Keşke diye hayıflanılan her söz keder, kader diye avutulan her söz huzur verir.
Melek, iyi eğitimli bir ailede doğup büyümüş tarih meraklısı genç bir kadındı. Nitekim bu merakın asıl nedeni küçüklüğünde dinlediği hikayelerdi. Kendi gibi tarihe müthiş bir ilgi duyan babası eline aldığı masal kitaplarını bir süre karıştırır ve hemen ardından daha güzel bir masal bildiğini söyleyerek gülümserdi. O masallar genellikle tarihi hikayelerden ibaret olur ancak küçük bir çocuğa uygun olmayan bölümler büyük bir ustalıkla masala dönüştürülürdü. Büyüdükçe dinlediği her hikayeyi birilerinin yaşadığını öğrendi.

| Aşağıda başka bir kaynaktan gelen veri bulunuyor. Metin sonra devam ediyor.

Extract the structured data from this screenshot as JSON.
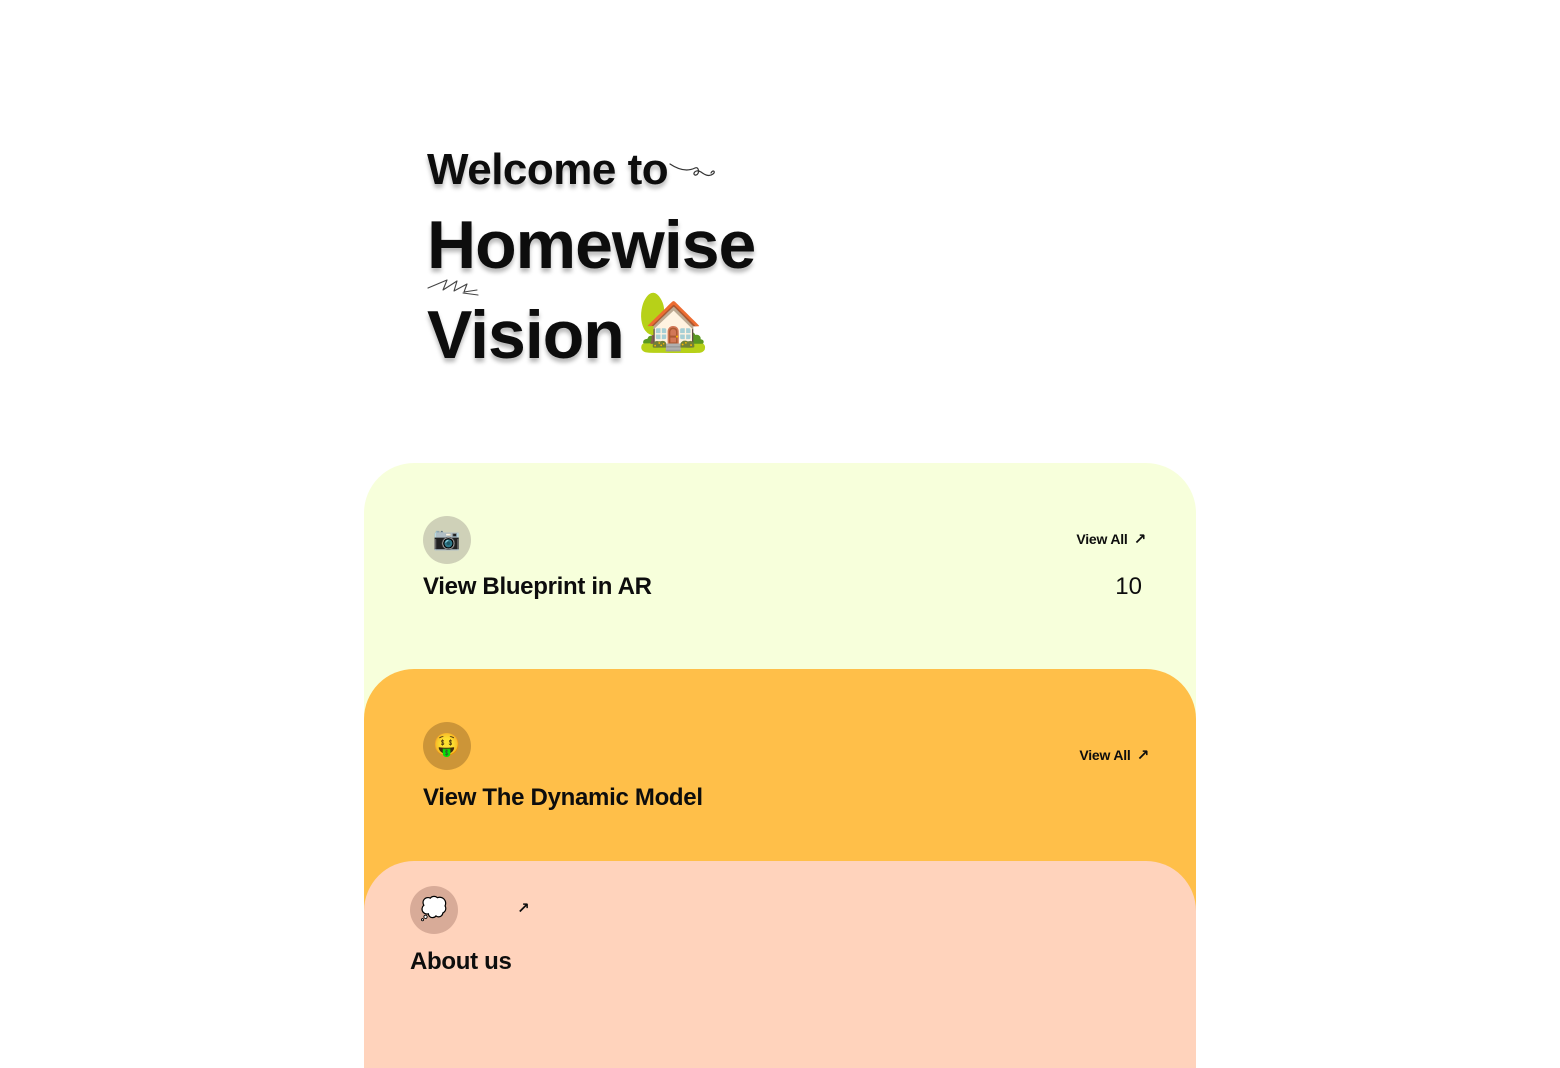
{
  "hero": {
    "welcome": "Welcome to",
    "title_line1": "Homewise",
    "title_line2": "Vision",
    "title_emoji": "🏡"
  },
  "cards": [
    {
      "icon": "📷",
      "icon_name": "camera-icon",
      "title": "View Blueprint in AR",
      "link_label": "View All",
      "link_arrow": "↗",
      "count": "10",
      "background": "#f7ffdb"
    },
    {
      "icon": "🤑",
      "icon_name": "money-face-icon",
      "title": "View The Dynamic Model",
      "link_label": "View All",
      "link_arrow": "↗",
      "background": "#ffbf49"
    },
    {
      "icon": "💭",
      "icon_name": "thought-bubble-icon",
      "title": "About us",
      "link_arrow": "↗",
      "background": "#ffd3bc"
    }
  ]
}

Öğrendiği her yeni hikaye yeni bir sır ortaya çıkarmaya başlamış bu sırlar ise içindeki merakı uyandırmıştı... Öyle ki aynı masallar ile büyüyen ağabeyi resim sanatına yönelmişti.
Şimdilerde her akşam yemeğinde konu edinilen iki konu vardı. Biri Melek'in okul durumu diğeri ise ağabeyi Cihan'ın resimlerinin ne zaman bir sergide yer alacağı idi.

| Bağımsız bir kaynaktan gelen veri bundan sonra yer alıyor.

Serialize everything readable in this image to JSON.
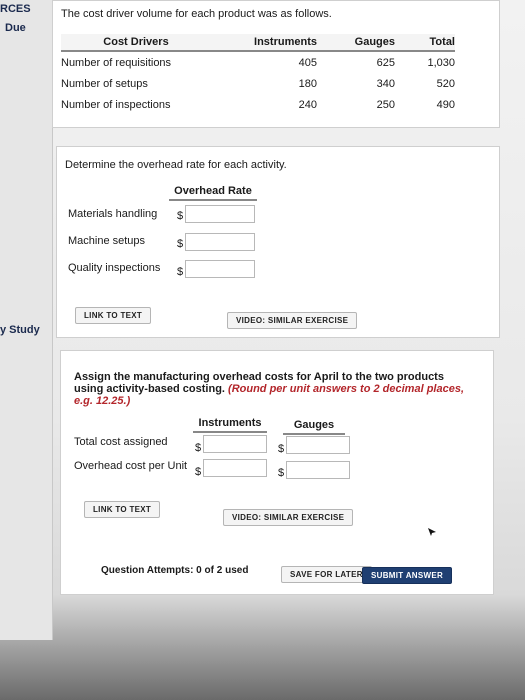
{
  "sidebar": {
    "label_resources": "RCES",
    "label_due": "Due",
    "label_study": "y Study"
  },
  "section1": {
    "intro": "The cost driver volume for each product was as follows.",
    "headers": [
      "Cost Drivers",
      "Instruments",
      "Gauges",
      "Total"
    ],
    "rows": [
      {
        "label": "Number of requisitions",
        "instruments": "405",
        "gauges": "625",
        "total": "1,030"
      },
      {
        "label": "Number of setups",
        "instruments": "180",
        "gauges": "340",
        "total": "520"
      },
      {
        "label": "Number of inspections",
        "instruments": "240",
        "gauges": "250",
        "total": "490"
      }
    ]
  },
  "section2": {
    "question": "Determine the overhead rate for each activity.",
    "column_header": "Overhead Rate",
    "rows": [
      {
        "label": "Materials handling",
        "currency": "$",
        "value": ""
      },
      {
        "label": "Machine setups",
        "currency": "$",
        "value": ""
      },
      {
        "label": "Quality inspections",
        "currency": "$",
        "value": ""
      }
    ],
    "link_to_text": "LINK TO TEXT",
    "video": "VIDEO: SIMILAR EXERCISE"
  },
  "section3": {
    "question_main": "Assign the manufacturing overhead costs for April to the two products using activity-based costing.",
    "question_note": "(Round per unit answers to 2 decimal places, e.g. 12.25.)",
    "col_instruments": "Instruments",
    "col_gauges": "Gauges",
    "rows": [
      {
        "label": "Total cost assigned",
        "currency": "$",
        "instruments": "",
        "gauges": ""
      },
      {
        "label": "Overhead cost per Unit",
        "currency": "$",
        "instruments": "",
        "gauges": ""
      }
    ],
    "link_to_text": "LINK TO TEXT",
    "video": "VIDEO: SIMILAR EXERCISE"
  },
  "footer": {
    "attempts": "Question Attempts: 0 of 2 used",
    "save": "SAVE FOR LATER",
    "submit": "SUBMIT ANSWER"
  }
}
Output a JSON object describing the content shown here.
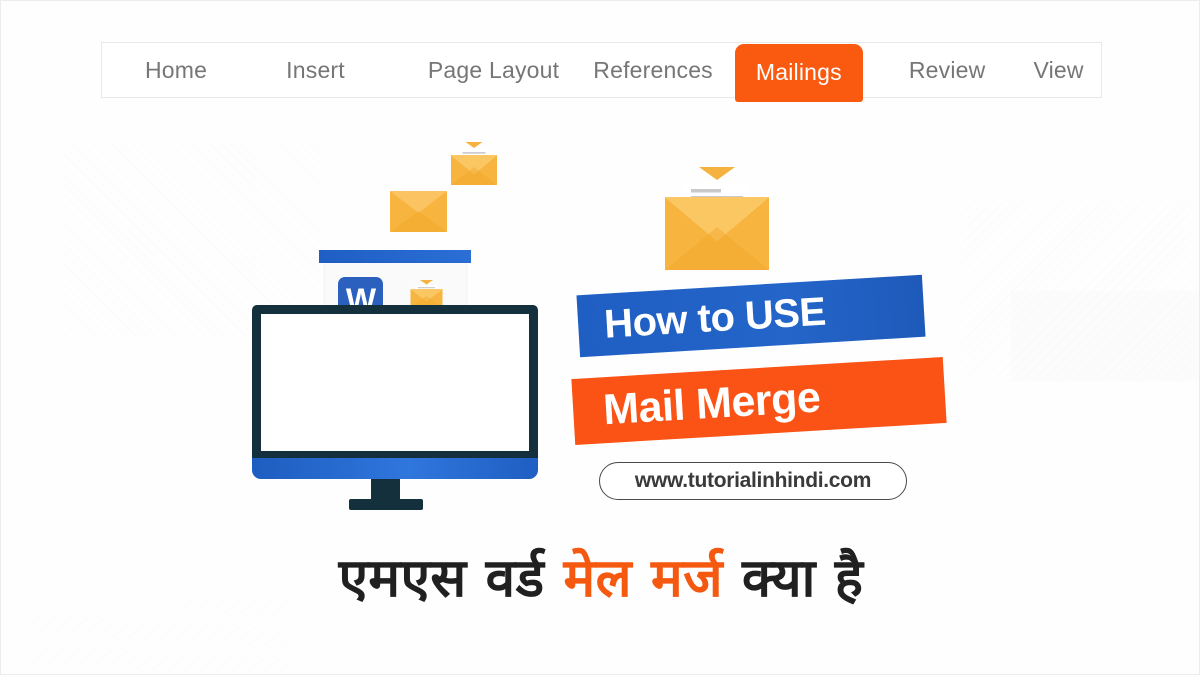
{
  "ribbon": {
    "tabs": [
      {
        "label": "Home",
        "active": false
      },
      {
        "label": "Insert",
        "active": false
      },
      {
        "label": "Page Layout",
        "active": false
      },
      {
        "label": "References",
        "active": false
      },
      {
        "label": "Mailings",
        "active": true
      },
      {
        "label": "Review",
        "active": false
      },
      {
        "label": "View",
        "active": false
      }
    ]
  },
  "illustration": {
    "word_icon_letter": "W",
    "word_icon_name": "microsoft-word-icon",
    "monitor_name": "desktop-monitor-illustration",
    "document_line_count": 8,
    "envelopes": [
      {
        "name": "closed-envelope-icon",
        "state": "closed"
      },
      {
        "name": "open-envelope-small-icon",
        "state": "open"
      },
      {
        "name": "open-envelope-large-icon",
        "state": "open"
      }
    ]
  },
  "banners": {
    "line1": "How to USE",
    "line2": "Mail Merge"
  },
  "url": {
    "text": "www.tutorialinhindi.com"
  },
  "headline": {
    "part1": "एमएस वर्ड ",
    "highlight": "मेल मर्ज",
    "part2": " क्या है",
    "full": "एमएस वर्ड मेल मर्ज क्या है"
  },
  "colors": {
    "orange": "#fa5315",
    "tab_orange": "#fa5a10",
    "blue": "#2163c8",
    "dark_navy": "#15303d",
    "envelope_yellow": "#f7b53f",
    "tab_text_gray": "#767676",
    "doc_line_gray": "#b4b4b4"
  }
}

Balkonda akşam yemeği vaktiydi. Yaprakların hışırtılarını çatal ve kaşık sesleri ezip geçiyor onları ise Melek ve Cihan'ın sesleri bastırıyordu.
"Yeter" dedi anneleri bıkkınlıkla "yemeğinizi yiyin artık."

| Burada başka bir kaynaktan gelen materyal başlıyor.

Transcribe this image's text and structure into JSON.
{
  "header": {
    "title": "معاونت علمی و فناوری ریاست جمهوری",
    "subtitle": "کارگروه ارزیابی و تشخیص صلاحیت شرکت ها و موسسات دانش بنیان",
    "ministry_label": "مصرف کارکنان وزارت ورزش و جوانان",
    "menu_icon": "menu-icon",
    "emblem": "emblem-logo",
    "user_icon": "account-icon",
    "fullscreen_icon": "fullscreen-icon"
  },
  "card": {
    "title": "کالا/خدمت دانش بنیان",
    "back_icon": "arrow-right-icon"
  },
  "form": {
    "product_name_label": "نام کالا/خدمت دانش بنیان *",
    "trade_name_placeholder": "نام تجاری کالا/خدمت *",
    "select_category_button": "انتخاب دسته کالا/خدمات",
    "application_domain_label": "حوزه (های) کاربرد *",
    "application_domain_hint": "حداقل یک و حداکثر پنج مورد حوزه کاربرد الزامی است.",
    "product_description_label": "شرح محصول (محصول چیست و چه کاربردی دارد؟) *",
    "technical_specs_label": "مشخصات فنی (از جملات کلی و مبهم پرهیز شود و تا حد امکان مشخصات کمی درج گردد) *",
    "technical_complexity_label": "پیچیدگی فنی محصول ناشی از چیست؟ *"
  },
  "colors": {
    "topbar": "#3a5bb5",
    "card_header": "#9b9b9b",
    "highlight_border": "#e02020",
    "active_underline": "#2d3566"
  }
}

Kısa bir süre sessizce çorbasını yudumlayan Cihan daha fazla dayanamayarak gözlerini kardeşine çevirdi "O kendi kardeşlerini öldürdü" kaşığını bıraktı "Daha bebektiler."
"O masal kitaplarını okumalıydım" diye söylendi Mustafa Bey hüsranla ve ekmeğini salataya bandı. Zira bu masa buna benzer bir çok tartışma görmüştü.
"Ne yani" dedi Melek ve o da gözlerini ağabeyine çevirdi Sen yapmaz mıydın?"
"Seni mi öldürmem gerekiyor? Asla! Ben asla onun gibi merhametsiz olmazdım."
"O merhametsiz değil."
"Tahta çıkar çıkmaz kardeşlerinin ölüm emrini veren biri merhametsiz değil de ne?"
"Fedakar."
"Ne" güldü "fedakar mı?"
"Evet" sırtını sandalyeye dayadı ve kollarını birbirine doladı "Düşün. Gece olup kaftanını çıkarmış sadece Mehmet olmuştu. Zihninde dolanan düşüncelerden kaçmak isteyerek yatağına uzandı ve gözlerini kapadı. Sağa dönüyor Ahmet'in, soluna dönüyor Hasan'ın yüzü gözlerinin önünde beliriyordu. Korkuyla kendini yataktan atıp balkonuna çıkmış ve gözlerini semaya çevirmişti. Bir süre öylece dikildi ve gözlerini göğe çevirerek şöyle dedi; Canı veren de alan da sensin. Affet bugün günahların en büyüğünü işledim. İki masumun canını aldım binlercesinin canı için. Bugün Kabil'e eş oldum. Yine de sen bilirsin gönülden zihinden geçeni. Şayet işlemeseydim bu günahı günü gelip biri göz diktiğinde tahtıma ne savaşçılar akıtacaktı kanlarını, verecekti canlarını. Af eyle tek niyetim binlerce canı hayatta tutmak için ikisini feda etmekti" gülümsedi ve çorbasından bir kaşık almadan önce ekledi "on dokuz yaşındaydı."
"Pekala Fatih'in fedaisi" alayla gülümsedi ve annesine döndü "Bugün bir sergiden mail aldım" bu cümle herkesi heyecanlandırmış tüm gözleri Cihan'a çevirmişti. Zira Cihan uzun süredir resimlerini bazı sergilere kabul ettirmeye çalışıyordu.
"İzin verdiler mi?" diye merakla sordu annesi.
"Henüz kesin değil ama" sıkılarak sürdürdü "birkaç görüşme daha yaptıktan sonra..."
"Kimse emeklemeden koşmaz" diye tamamladı Melek ve ağabeyine gülümsedi. Onun bu desteği Cihan'ın olduğundan daha dik oturmasını sağlamış anne ve babalarının gözlerindeki güvensizlik emaresini azaltmıştı. Akşam bu umut veren kelimelerle devam etmiş ve Mustafa Bey'in hoş sohbetleriyle sonlanmıştı.

ŞİMDİ OKUDUĞUN
FATİH'İN MÜNECCİMİ (TAMAMLANDI)
Historical FictionBiraz daha yaşasaydı Hazreti Fatih Ne Venedik kalacaktı, ne Floransa... Ya sonra ? Fatih hayranı genç bir tarih öğrencisi kendini 2. Mehmet'in devrinde bulur. Sahip olduğu bilgileri kullanarak bu durumu bir avantaja çevirmeye kararlıdır. * (Tarihe...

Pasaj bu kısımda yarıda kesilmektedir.